Hans Kosina received the Diplomingenieur degree in electrical engineering and PhD from the Technische Universität Wien in 1987 and 1992, respectively. He was with the Institute of Flexible Automation at the Technische Universität Wien for one year and then joined the Institute for Microelectronics, where he is currently an Associate Professor. He received the venia docendi in microelectronics in 1998. In the summer of 1993, he was a visiting scientist at Motorola Inc., Austin, Texas, and in the summer of 1999, a visiting scientist at Intel Corp., Santa Clara, California. Dr. Kosina served as a Technical Program Committee member in the IEEE International Workshop on Computational Electronics in 2003 and 2004 and was the chairman of the ''11th International Workshop on Computational Electronics'' held in Vienna in May 2006. He has served as the Associate Editor of the IEEE Transactions on Computer-Aided Design of Circuits and Systems since January 2004. His current research interests include the device modeling of semiconductor devices, nanoelectronic devices, organic semiconductors and optoelectronic devices, the development of novel Monte Carlo algorithms for classical and quantum transport problems, and computer-aided engineering in ULSI-technology.
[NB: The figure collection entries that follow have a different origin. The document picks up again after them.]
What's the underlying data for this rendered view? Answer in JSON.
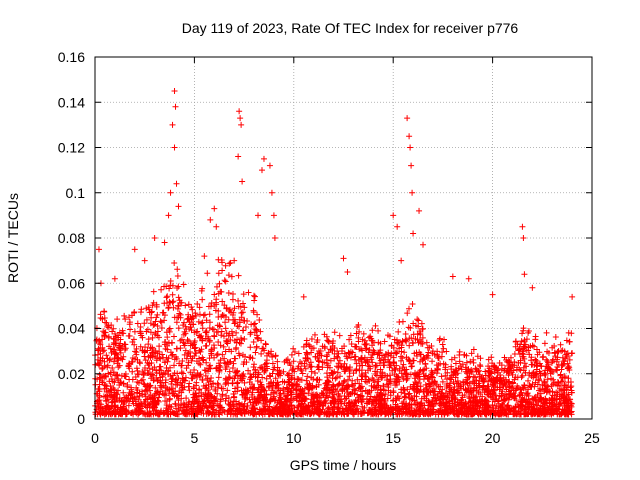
{
  "chart_data": {
    "type": "scatter",
    "title": "Day 119 of 2023, Rate Of TEC Index for receiver p776",
    "xlabel": "GPS time / hours",
    "ylabel": "ROTI / TECUs",
    "xlim": [
      0,
      25
    ],
    "ylim": [
      0,
      0.16
    ],
    "x_ticks": [
      0,
      5,
      10,
      15,
      20,
      25
    ],
    "x_tick_labels": [
      "0",
      "5",
      "10",
      "15",
      "20",
      "25"
    ],
    "y_ticks": [
      0,
      0.02,
      0.04,
      0.06,
      0.08,
      0.1,
      0.12,
      0.14,
      0.16
    ],
    "y_tick_labels": [
      "0",
      "0.02",
      "0.04",
      "0.06",
      "0.08",
      "0.1",
      "0.12",
      "0.14",
      "0.16"
    ],
    "grid": true,
    "marker": "+",
    "color": "#ff0000",
    "series": [
      {
        "name": "ROTI",
        "envelope": {
          "description": "approximate typical upper envelope of the dense point cloud vs time (hours, ROTI)",
          "x": [
            0,
            0.5,
            1,
            2,
            3,
            3.5,
            4,
            4.5,
            5,
            5.5,
            6,
            6.5,
            7,
            7.5,
            8,
            8.5,
            9,
            9.5,
            10,
            11,
            12,
            13,
            14,
            15,
            15.5,
            16,
            16.5,
            17,
            18,
            19,
            20,
            21,
            21.5,
            22,
            23,
            24
          ],
          "y": [
            0.035,
            0.04,
            0.035,
            0.04,
            0.045,
            0.05,
            0.06,
            0.05,
            0.04,
            0.05,
            0.055,
            0.06,
            0.055,
            0.05,
            0.045,
            0.03,
            0.025,
            0.02,
            0.025,
            0.03,
            0.03,
            0.035,
            0.035,
            0.03,
            0.04,
            0.045,
            0.035,
            0.03,
            0.025,
            0.025,
            0.02,
            0.025,
            0.035,
            0.03,
            0.03,
            0.03
          ]
        },
        "outliers": {
          "x": [
            0.2,
            0.3,
            1.0,
            2.0,
            2.5,
            3.0,
            3.5,
            3.7,
            3.8,
            3.9,
            4.0,
            4.0,
            4.05,
            4.1,
            4.2,
            5.5,
            5.8,
            6.0,
            6.1,
            7.0,
            7.2,
            7.25,
            7.3,
            7.35,
            7.4,
            8.2,
            8.4,
            8.5,
            8.8,
            8.9,
            9.0,
            9.05,
            10.5,
            12.5,
            12.7,
            15.0,
            15.2,
            15.4,
            15.7,
            15.8,
            15.85,
            15.9,
            15.95,
            16.0,
            16.3,
            16.5,
            18.0,
            18.8,
            20.0,
            21.5,
            21.55,
            21.6,
            22.0,
            24.0
          ],
          "y": [
            0.075,
            0.06,
            0.062,
            0.075,
            0.07,
            0.08,
            0.078,
            0.09,
            0.1,
            0.13,
            0.145,
            0.12,
            0.138,
            0.104,
            0.094,
            0.072,
            0.088,
            0.093,
            0.085,
            0.07,
            0.116,
            0.136,
            0.133,
            0.13,
            0.105,
            0.09,
            0.11,
            0.115,
            0.112,
            0.1,
            0.09,
            0.08,
            0.054,
            0.071,
            0.065,
            0.09,
            0.085,
            0.07,
            0.133,
            0.125,
            0.12,
            0.112,
            0.1,
            0.082,
            0.092,
            0.077,
            0.063,
            0.062,
            0.055,
            0.085,
            0.08,
            0.064,
            0.058,
            0.054
          ]
        }
      }
    ]
  }
}
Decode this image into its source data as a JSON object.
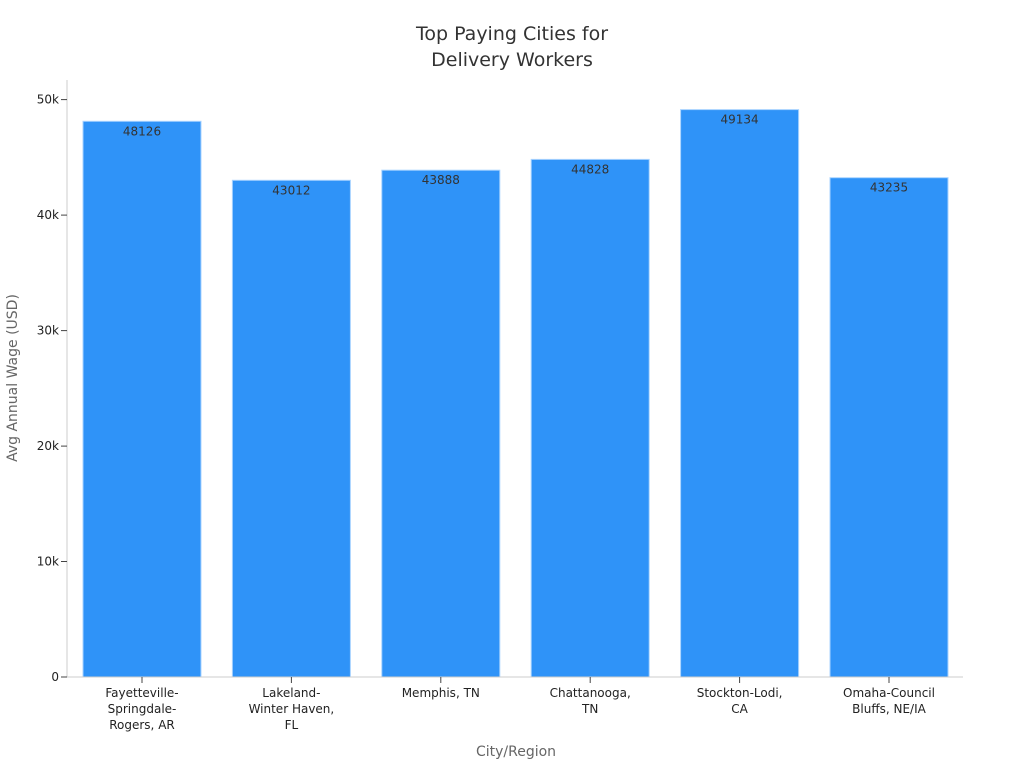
{
  "chart_data": {
    "type": "bar",
    "title_lines": [
      "Top Paying Cities for",
      "Delivery Workers"
    ],
    "xlabel": "City/Region",
    "ylabel": "Avg Annual Wage (USD)",
    "categories": [
      [
        "Fayetteville-",
        "Springdale-",
        "Rogers, AR"
      ],
      [
        "Lakeland-",
        "Winter Haven,",
        "FL"
      ],
      [
        "Memphis, TN"
      ],
      [
        "Chattanooga,",
        "TN"
      ],
      [
        "Stockton-Lodi,",
        "CA"
      ],
      [
        "Omaha-Council",
        "Bluffs, NE/IA"
      ]
    ],
    "values": [
      48126,
      43012,
      43888,
      44828,
      49134,
      43235
    ],
    "data_labels": [
      "48126",
      "43012",
      "43888",
      "44828",
      "49134",
      "43235"
    ],
    "ylim": [
      0,
      51700
    ],
    "yticks": [
      0,
      10000,
      20000,
      30000,
      40000,
      50000
    ],
    "ytick_labels": [
      "0",
      "10k",
      "20k",
      "30k",
      "40k",
      "50k"
    ],
    "grid": false,
    "legend": "none",
    "colors": {
      "bar": "#2f93f8",
      "bar_edge": "#a8d3ff",
      "axis": "#cccccc",
      "tick": "#444444"
    }
  }
}
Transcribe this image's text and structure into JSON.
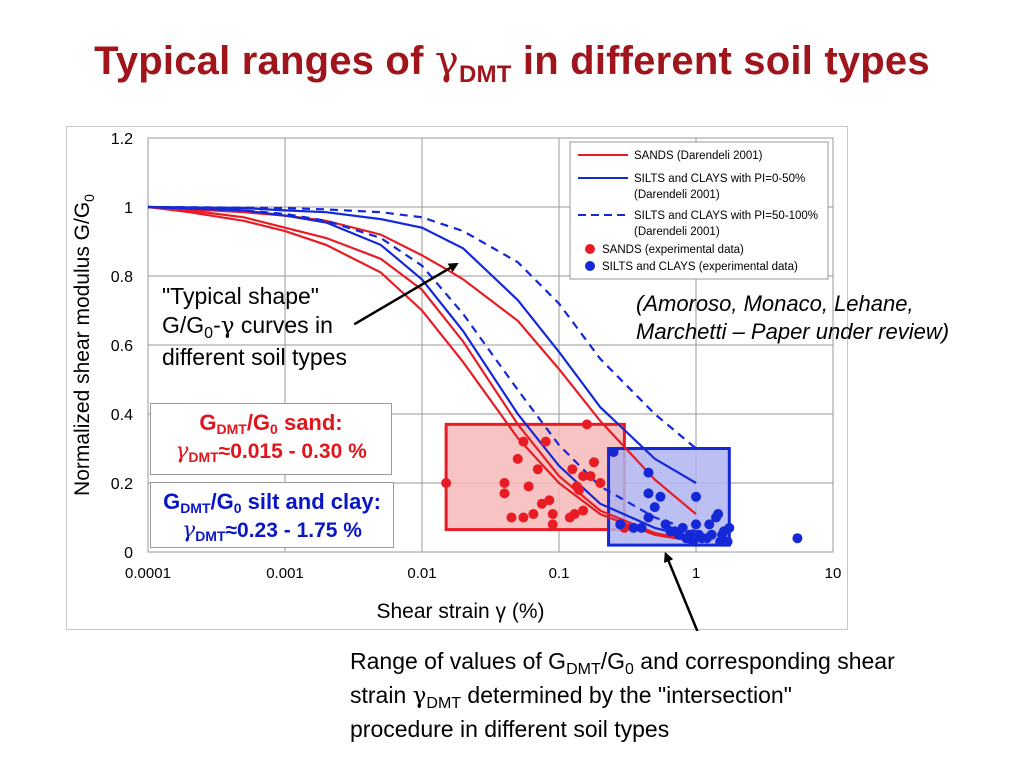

Electronic Transport in Semiconductor Devices and Nanostructures
Depending on the characteristic length scales of a semiconductor device, carrier transport has to be modeled either classically or quantum mechanically. Over the last year, we made contributions to the modeling of both transport regimes.
The most rigorous description of quantum transport is given by non-equilibrium Green's functions (NEGF). Specifically, we have adapted the NEGF numerical approach into a formalism capable of handling triangular meshes to resolve arbitrarily shaped geometries, anisotropic effective masses and carrier scattering in a numerically tractable way. This expanded NEGF algorithm was then integrated into the existing Vienna Schroedinger-Poisson (VSP) solver.
A key application area for this quantum solver throughout the year has been the field of nanostructured thermoelectric materials. Using VSP, we have been able to study both the potential benefits of proposed nanostructuring strategies and the fragility of any efficiency improvements in the face of the natural random imperfections that would be expected in any realistic structure. More specifically, our work has highlighted the potential for thermoelectric enhancement in low-dimensional superlattice structures but has also identified some of the key culprits that can destroy this enhancement in real experiments.
Quantum transport models of lesser complexity than NEGF can be formulated in terms of the von Neumann equation and the Wigner equation. These are linked by a transformation from the density matrix to the Wigner function. An intermediate step in this transformation is the introduction of characteristic coordinates. We study properties of the density matrix as a function of the characteristic coordinates and its numerical application to quantum transport. The stationary von Neumann equation takes on its characteristic form, which we call the sigma equation. It can be transformed into a two-dimensional integral equation of the Volterra type. Existence and uniqueness of the solution can be proved similarly to the case of ordinary differential equations. Scattering can be included in the relaxation time approximation using the same models as in the finite difference Wigner method. All operators in this equation can be sparsely discretized, which we consider the main advantage over the finite difference Wigner method. The equation can be solved by a shooting method. In this way, a big system matrix does not need to be stored. Furthermore, the method can easily be parallelized.
With respect to classical transport, we continued the development of the Monte Carlo device simulator Vienna Monte Carlo (VMC). It is well accepted that electron-electron (e-e) scattering has a significant influence on the high-energy tail of the distribution function. Because of its complexity, this scattering mechanism often gets neglected or roughly approximated. Most of these approximate models predict an increase in the distribution function at very high energies.
In order to investigate whether this behavior is physical, we implemented an e-e scattering model in the full-band simulator VMC with as few approximations as possible. The total scattering rate for a one-particle simulation is obtained by summing over all possible initial and final states of the partner electron. To model the effects of mixing the channel hot electrons with the cold electrons in the drain, the partner electrons are assumed to obey the equilibrium distribution of the drain. Out of the two summations, one summation needs to be carried out numerically taking into account the tabulated band structure.
Our results clearly show an enhancement of the high-energy tail of the distribution function (Fig. 1). This enhancement is however less pronounced than predicted by the deterministic Boltzmann solver Vienna Spherical Harmonics Expansion, which relies on additional approximations. To tackle the problem of rare events, we evaluate the distribution function point-wise using a backward Monte Carlo method.
Fig. 1: Energy distribution at three positions along the channel 65 nm nMOSFET in the on-state. E-e scattering increases the high-energy tail (solid line) as compared to the Maxwellian tail (dashed line), resulting from electron-phonon scattering only.